Pemuda di Ogan Ilir Bakar 4,5 Lahan Tebu, Motifnya Tak Disangka

OGAN ILIR, SRIWIJAYATERKINI.CO – Kekecewaan karena tidak diterima bekerja diduga menjadi motif seorang pemuda berinisial DA (26) membakar lahan perkebunan tebu milik PT Sinergi Gula Nusantara di Desa Ketiau, Kecamatan Lubuk Keliat, Kabupaten Ogan Ilir.
Akibat perbuatannya, sekitar 4,5 hektare lahan perkebunan tebu terbakar. Ironisnya, aksi pembakaran tersebut direkam sendiri oleh DA menggunakan telepon selulernya. Rekaman itu kemudian menjadi salah satu petunjuk penting bagi polisi untuk mengungkap identitas pelaku.
Peristiwa pembakaran terjadi pada Rabu, 12 Agustus 2026 sekitar pukul 18.00 WIB, di Petak 123 dan Petak 126, Afdeling 7, Rayon 5, Kebun Cinta Manis, PT Sinergi Gula Nusantara.
Menindaklanjuti laporan tersebut, Unit Idik II Pidsus Satreskrim Polres Ogan Ilir bersama personel Polsek Tanjung Batu melakukan penyelidikan dan mengumpulkan sejumlah bahan keterangan.
Polisi kemudian menelusuri sosok laki-laki yang terlihat dalam rekaman video hingga akhirnya mengarah kepada DA, warga Desa Ketiau, Kecamatan Lubuk Keliat.
Setelah dilakukan pendalaman, polisi mengamankan DA di rumahnya pada Selasa, 18 Agustus 2026 sekitar pukul 16.00 WIB.
Penangkapan dilakukan personel Unit Idik II Pidsus Satreskrim Polres Ogan Ilir yang dipimpin Kanit Pidsus IPDA Robertus Mawa, SN., S.H., CPHR., bersama personel Polsek Tanjung Batu yang dipimpin Kanit Reskrim IPDA Ardi Putrawan, S.H., M.H.
Dalam pemeriksaan awal, DA mengakui perbuatannya. Kepada penyidik, ia mengaku sengaja membakar lahan perkebunan tebu tersebut karena sakit hati setelah tidak diterima bekerja di perusahaan tersebut.
Tak hanya membakar lahan, DA juga merekam aksinya. Berdasarkan keterangan awal penyidik, rekaman tersebut dibuat agar diketahui oleh pihak PT Sinergi Gula Nusantara.

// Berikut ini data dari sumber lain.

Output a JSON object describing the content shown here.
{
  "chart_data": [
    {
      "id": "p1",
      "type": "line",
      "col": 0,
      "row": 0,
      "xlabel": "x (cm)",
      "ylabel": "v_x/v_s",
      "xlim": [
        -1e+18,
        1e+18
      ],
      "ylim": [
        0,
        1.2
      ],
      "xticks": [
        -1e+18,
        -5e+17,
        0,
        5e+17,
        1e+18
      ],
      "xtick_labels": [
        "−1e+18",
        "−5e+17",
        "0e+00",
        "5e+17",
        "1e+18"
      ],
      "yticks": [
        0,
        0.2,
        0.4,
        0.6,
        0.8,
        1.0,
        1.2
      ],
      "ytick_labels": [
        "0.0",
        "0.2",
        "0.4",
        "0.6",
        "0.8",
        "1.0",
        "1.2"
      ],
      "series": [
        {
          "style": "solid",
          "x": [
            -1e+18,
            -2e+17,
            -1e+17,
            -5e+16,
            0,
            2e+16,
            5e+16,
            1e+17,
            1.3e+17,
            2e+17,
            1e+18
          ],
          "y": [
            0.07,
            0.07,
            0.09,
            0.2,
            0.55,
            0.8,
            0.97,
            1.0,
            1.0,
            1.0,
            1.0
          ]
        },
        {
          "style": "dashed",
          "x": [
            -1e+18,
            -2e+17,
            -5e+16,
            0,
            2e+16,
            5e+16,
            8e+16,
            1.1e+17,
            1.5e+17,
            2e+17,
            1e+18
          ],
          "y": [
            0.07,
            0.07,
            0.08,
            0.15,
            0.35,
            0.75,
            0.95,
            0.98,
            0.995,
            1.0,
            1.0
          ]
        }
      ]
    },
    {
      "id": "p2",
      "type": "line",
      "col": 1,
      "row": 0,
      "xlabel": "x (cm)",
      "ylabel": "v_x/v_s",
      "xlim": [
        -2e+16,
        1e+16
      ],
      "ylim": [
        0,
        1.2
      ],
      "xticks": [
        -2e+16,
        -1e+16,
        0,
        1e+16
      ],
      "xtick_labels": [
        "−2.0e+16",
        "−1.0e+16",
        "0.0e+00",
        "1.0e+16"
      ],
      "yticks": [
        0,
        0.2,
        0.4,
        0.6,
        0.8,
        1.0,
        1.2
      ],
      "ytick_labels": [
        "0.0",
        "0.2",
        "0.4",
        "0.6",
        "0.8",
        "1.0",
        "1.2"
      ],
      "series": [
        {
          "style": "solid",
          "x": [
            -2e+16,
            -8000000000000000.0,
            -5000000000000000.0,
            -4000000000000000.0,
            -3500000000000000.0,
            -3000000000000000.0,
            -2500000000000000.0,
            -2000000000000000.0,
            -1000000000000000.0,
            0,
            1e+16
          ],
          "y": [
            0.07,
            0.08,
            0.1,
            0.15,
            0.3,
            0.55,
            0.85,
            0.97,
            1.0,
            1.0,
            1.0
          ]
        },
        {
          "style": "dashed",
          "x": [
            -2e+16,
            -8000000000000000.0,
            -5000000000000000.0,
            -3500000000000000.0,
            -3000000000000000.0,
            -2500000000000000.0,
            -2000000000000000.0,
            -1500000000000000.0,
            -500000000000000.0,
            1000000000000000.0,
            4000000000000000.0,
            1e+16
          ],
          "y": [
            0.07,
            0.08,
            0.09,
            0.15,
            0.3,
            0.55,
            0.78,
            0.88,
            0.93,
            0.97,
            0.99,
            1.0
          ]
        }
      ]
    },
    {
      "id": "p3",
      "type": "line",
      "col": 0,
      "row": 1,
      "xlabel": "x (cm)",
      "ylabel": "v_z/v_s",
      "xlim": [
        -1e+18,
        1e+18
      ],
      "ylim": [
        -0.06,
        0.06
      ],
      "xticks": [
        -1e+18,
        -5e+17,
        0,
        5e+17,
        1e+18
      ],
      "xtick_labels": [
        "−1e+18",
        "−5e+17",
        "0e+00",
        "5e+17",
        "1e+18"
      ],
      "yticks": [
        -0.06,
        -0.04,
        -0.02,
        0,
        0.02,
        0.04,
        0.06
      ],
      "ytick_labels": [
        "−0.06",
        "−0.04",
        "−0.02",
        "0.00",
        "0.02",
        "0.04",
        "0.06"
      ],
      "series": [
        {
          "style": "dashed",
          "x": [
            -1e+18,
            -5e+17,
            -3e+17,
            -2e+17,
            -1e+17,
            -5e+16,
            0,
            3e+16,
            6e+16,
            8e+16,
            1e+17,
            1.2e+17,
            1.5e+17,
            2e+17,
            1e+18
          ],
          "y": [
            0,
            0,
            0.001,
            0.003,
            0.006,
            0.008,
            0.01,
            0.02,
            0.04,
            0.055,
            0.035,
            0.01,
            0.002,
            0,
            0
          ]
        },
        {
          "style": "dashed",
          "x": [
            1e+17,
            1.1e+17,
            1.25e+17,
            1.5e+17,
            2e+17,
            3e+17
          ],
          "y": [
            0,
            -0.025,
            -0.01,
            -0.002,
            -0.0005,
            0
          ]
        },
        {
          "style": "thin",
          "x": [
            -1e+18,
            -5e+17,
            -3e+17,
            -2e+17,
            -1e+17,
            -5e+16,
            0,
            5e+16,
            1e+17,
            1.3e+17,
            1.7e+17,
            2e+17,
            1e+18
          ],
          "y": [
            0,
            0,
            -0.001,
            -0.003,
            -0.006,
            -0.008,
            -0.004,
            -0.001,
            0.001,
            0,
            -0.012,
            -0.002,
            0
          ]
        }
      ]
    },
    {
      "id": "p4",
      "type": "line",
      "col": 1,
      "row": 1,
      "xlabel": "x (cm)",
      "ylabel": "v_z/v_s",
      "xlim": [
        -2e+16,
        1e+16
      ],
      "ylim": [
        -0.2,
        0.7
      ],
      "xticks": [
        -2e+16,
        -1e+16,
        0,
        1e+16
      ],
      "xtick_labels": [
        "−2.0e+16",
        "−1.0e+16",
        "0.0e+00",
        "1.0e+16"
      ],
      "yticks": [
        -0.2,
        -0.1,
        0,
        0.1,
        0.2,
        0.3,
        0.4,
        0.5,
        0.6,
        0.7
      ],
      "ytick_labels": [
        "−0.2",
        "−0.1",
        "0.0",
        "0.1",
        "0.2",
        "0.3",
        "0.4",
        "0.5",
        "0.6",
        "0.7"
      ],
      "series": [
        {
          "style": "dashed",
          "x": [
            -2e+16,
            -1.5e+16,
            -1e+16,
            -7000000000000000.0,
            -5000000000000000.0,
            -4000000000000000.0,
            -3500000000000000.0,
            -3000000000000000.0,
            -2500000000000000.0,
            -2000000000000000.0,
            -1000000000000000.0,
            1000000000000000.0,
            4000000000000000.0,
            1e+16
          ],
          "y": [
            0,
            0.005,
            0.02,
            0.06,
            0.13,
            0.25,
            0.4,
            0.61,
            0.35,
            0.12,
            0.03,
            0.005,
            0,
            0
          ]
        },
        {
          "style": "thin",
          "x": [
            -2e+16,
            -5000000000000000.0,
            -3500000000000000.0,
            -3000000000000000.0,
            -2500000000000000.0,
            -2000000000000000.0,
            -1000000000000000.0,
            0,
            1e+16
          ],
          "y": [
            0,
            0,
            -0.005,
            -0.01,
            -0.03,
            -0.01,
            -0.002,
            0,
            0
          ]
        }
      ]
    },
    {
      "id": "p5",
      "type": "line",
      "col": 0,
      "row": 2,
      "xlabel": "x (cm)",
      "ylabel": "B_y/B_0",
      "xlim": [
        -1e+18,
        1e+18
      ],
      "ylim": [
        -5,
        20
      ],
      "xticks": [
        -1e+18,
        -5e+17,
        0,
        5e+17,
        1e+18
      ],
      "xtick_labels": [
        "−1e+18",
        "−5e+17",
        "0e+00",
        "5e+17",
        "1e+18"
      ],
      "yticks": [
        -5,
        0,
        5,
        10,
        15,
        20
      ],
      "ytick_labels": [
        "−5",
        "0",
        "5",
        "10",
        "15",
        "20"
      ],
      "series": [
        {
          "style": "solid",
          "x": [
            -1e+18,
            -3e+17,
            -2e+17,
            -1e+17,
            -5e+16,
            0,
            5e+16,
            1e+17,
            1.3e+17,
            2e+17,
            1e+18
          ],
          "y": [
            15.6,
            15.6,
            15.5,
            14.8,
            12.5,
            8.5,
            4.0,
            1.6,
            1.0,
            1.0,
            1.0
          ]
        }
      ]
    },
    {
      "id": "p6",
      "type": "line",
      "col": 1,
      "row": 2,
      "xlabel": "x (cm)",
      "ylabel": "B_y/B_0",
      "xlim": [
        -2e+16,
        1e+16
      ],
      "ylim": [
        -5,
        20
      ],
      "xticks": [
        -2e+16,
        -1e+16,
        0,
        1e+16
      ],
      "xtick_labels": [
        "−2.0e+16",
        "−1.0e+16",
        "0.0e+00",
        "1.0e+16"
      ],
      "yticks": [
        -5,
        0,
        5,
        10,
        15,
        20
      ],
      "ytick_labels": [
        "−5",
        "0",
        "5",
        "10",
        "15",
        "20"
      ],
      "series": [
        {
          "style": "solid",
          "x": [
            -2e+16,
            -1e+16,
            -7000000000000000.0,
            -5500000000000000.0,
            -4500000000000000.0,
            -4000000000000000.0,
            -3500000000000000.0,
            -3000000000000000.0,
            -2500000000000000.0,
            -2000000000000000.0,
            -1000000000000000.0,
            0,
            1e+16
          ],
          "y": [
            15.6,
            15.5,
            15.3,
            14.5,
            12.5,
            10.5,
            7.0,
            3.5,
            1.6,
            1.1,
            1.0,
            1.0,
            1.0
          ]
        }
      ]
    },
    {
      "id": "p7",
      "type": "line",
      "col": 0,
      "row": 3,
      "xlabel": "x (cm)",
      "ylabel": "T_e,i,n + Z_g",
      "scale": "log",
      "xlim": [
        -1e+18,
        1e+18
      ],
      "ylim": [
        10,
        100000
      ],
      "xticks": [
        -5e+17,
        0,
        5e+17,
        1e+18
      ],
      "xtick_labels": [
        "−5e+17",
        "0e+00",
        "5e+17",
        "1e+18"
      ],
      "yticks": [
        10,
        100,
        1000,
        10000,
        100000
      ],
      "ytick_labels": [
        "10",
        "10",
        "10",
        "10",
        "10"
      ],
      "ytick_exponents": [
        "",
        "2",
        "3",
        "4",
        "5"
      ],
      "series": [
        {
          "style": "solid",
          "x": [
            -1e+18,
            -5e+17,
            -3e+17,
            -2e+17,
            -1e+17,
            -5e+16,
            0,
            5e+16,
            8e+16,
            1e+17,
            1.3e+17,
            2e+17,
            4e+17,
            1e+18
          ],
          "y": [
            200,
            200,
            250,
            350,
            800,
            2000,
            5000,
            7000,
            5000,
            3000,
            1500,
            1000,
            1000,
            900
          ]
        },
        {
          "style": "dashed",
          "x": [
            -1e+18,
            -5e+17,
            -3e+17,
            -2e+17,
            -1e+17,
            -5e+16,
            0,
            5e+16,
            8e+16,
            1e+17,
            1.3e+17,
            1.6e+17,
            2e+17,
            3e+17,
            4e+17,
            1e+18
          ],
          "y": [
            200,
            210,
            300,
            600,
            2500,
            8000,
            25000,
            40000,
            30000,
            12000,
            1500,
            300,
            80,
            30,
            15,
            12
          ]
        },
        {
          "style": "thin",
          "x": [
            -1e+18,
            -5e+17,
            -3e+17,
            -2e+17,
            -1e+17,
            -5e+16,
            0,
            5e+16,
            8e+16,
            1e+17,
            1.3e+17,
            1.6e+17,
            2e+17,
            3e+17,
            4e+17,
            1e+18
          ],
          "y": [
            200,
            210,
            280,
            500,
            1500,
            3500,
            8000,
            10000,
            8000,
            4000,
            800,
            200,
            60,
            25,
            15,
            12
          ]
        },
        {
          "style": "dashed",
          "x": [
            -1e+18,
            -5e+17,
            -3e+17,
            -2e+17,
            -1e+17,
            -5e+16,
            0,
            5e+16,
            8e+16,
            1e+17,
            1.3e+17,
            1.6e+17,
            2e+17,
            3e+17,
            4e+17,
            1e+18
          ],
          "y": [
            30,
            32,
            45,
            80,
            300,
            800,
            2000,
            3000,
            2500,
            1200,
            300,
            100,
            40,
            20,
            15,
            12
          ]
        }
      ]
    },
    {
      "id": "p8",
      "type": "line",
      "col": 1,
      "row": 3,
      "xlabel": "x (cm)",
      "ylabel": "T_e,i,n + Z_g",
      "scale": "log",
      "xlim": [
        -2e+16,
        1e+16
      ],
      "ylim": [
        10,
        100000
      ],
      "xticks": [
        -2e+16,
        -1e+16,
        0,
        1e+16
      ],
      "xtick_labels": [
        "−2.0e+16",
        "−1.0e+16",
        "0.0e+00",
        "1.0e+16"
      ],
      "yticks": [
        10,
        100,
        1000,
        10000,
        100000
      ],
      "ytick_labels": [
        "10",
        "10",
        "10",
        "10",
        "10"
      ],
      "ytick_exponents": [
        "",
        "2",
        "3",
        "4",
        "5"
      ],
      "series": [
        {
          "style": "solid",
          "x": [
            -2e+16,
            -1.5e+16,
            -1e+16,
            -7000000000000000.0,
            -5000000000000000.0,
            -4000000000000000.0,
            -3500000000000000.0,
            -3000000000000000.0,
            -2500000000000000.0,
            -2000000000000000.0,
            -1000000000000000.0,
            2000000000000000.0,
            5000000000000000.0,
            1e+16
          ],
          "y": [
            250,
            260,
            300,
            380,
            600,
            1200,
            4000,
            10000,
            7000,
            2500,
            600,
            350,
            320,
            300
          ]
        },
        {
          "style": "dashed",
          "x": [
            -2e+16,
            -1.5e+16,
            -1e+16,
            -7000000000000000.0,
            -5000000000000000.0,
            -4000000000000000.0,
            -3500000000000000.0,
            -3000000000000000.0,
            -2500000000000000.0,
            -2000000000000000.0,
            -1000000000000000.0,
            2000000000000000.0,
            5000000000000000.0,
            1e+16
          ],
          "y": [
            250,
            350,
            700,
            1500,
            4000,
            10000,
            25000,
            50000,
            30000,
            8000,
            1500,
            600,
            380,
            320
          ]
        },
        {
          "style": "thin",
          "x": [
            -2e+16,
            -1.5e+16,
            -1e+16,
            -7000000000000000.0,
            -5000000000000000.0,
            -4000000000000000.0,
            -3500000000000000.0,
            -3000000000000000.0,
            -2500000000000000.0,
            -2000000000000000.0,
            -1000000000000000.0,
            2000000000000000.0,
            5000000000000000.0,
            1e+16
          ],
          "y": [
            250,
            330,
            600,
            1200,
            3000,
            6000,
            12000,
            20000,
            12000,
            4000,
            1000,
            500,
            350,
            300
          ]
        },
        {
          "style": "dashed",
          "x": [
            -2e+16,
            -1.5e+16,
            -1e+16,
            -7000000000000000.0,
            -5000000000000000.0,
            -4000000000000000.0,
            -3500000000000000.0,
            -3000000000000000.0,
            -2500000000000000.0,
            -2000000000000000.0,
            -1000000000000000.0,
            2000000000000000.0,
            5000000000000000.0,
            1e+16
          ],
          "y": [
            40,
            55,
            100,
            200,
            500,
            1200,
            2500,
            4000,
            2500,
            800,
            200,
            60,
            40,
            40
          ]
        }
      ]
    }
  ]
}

Dari tangan DA, polisi mengamankan sejumlah barang bukti, yakni satu unit telepon seluler merek Infinix Smart 20 yang berkaitan dengan rekaman video kejadian, satu buah korek api merek Tokai warna merah, serta satu buah baju jersey lengan panjang kombinasi biru.
Kapolres Ogan Ilir AKBP Rizka Aprianti, S.H., S.I.K., M.H., menegaskan bahwa persoalan pribadi maupun kekecewaan terkait pekerjaan tidak dapat menjadi alasan untuk melakukan tindakan yang membahayakan masyarakat dan lingkungan.
“Kami memahami bahwa setiap orang bisa mengalami kekecewaan, termasuk terkait persoalan pekerjaan. Namun, kekecewaan tidak boleh dilampiaskan dengan cara membakar lahan. Api yang sengaja dinyalakan dapat membahayakan orang lain, merusak lingkungan, dan menimbulkan kerugian yang jauh lebih besar,” tegas AKBP Rizka.